Anyway, FWIW, this is what I have so far…

Alphabet = ('a'..'z').to_a

NWORDS = begin
 words = Hash.new(0)
 File.read('big.txt').downcase.scan(/[a-z]+/).each { |w| words[w] += 1 }
 words
end

def correct(word)
 (known([word]) || known(edits1(word)) || known_edits2(word) || [word]).max{|a,b| NWORDS[a] <=> NWORDS[b]}
end

def edits1(word)
 n = word.size
 (0..n).map do |i|
 a, b = [word[0, i], word[i-n, n-i]]
 [ (a + b[1, n] unless b.empty?),
 (a + b[1, 1] + b[0, 1] + b[2, n] unless b.size < 2),
 (Alphabet.map { |c| a + c + b[1, n] } unless b.empty?),
 Alphabet.map { |c| a + c + b } ]
 end.flatten.uniq
end

def known_edits2(word)
 edits1(word).map { |e1| edits1(e1).select { |e2| NWORDS.has_key?(e2) } if e1 }.flatten
end

def known(words)
 list = words.select { |w| NWORDS.has_key?(w) }
 list.size > 0 ? list : false
end

And yes, it does come up with the right correction for the misspelling in the title.
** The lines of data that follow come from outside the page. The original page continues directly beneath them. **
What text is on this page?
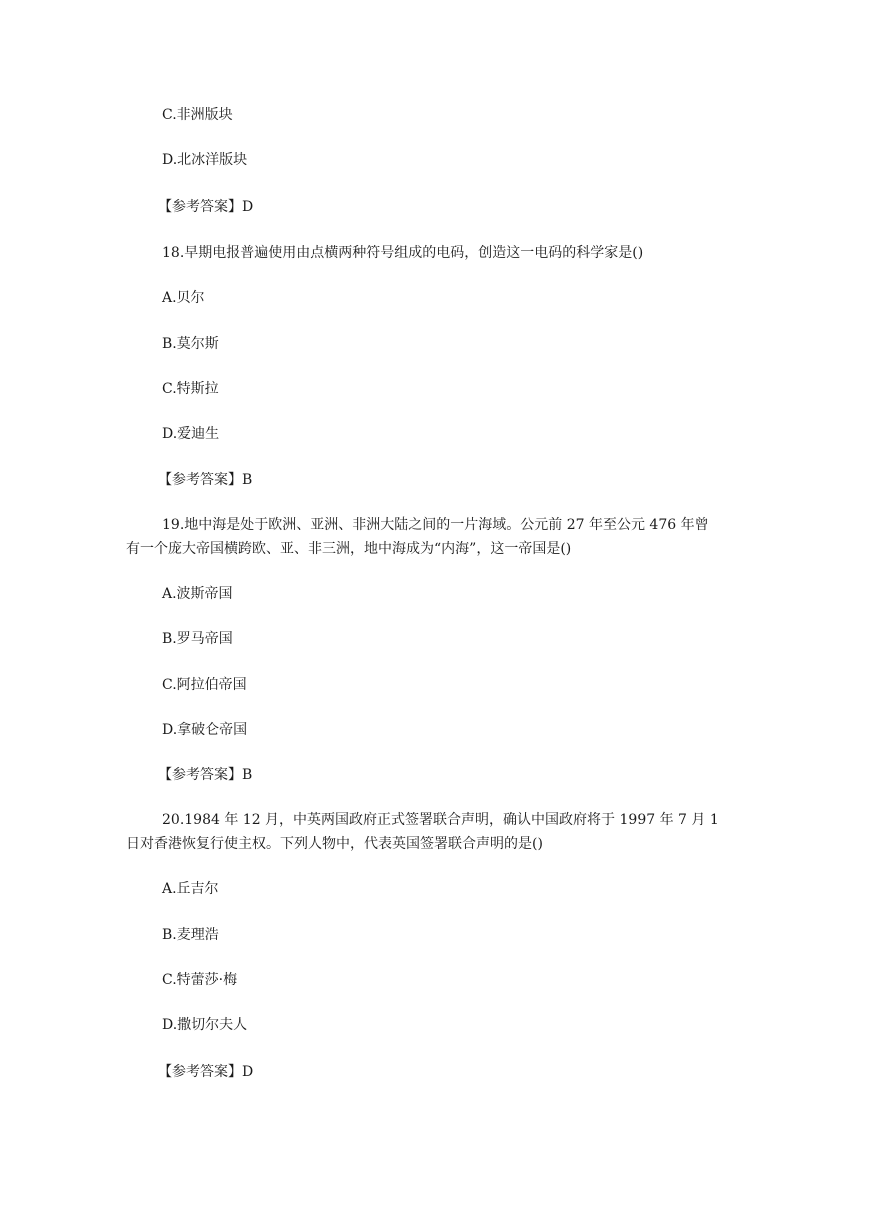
C.非洲版块
D.北冰洋版块
【参考答案】D
18.早期电报普遍使用由点横两种符号组成的电码，创造这一电码的科学家是()
A.贝尔
B.莫尔斯
C.特斯拉
D.爱迪生
【参考答案】B
19.地中海是处于欧洲、亚洲、非洲大陆之间的一片海域。公元前 27 年至公元 476 年曾
有一个庞大帝国横跨欧、亚、非三洲，地中海成为“内海”，这一帝国是()
A.波斯帝国
B.罗马帝国
C.阿拉伯帝国
D.拿破仑帝国
【参考答案】B
20.1984 年 12 月，中英两国政府正式签署联合声明，确认中国政府将于 1997 年 7 月 1
日对香港恢复行使主权。下列人物中，代表英国签署联合声明的是()
A.丘吉尔
B.麦理浩
C.特蕾莎·梅
D.撒切尔夫人
【参考答案】D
* Not Python’s fault – the project where I was using it ceased to be, and most of my work for the last year or so has been web-based, with a choice of Java- or Ruby/Rails frameworks to work with. I grasped the latter like a British MP grasps an expense claim.

** One of Uncle Bob’s favourite kata is prime factoring. There’s a Ruby distillation of such an algorithm at Ben Rady’s blog. I don’t know when I’ve been more tickled by an algorithm. I’d love to see the refactoring steps that got to it.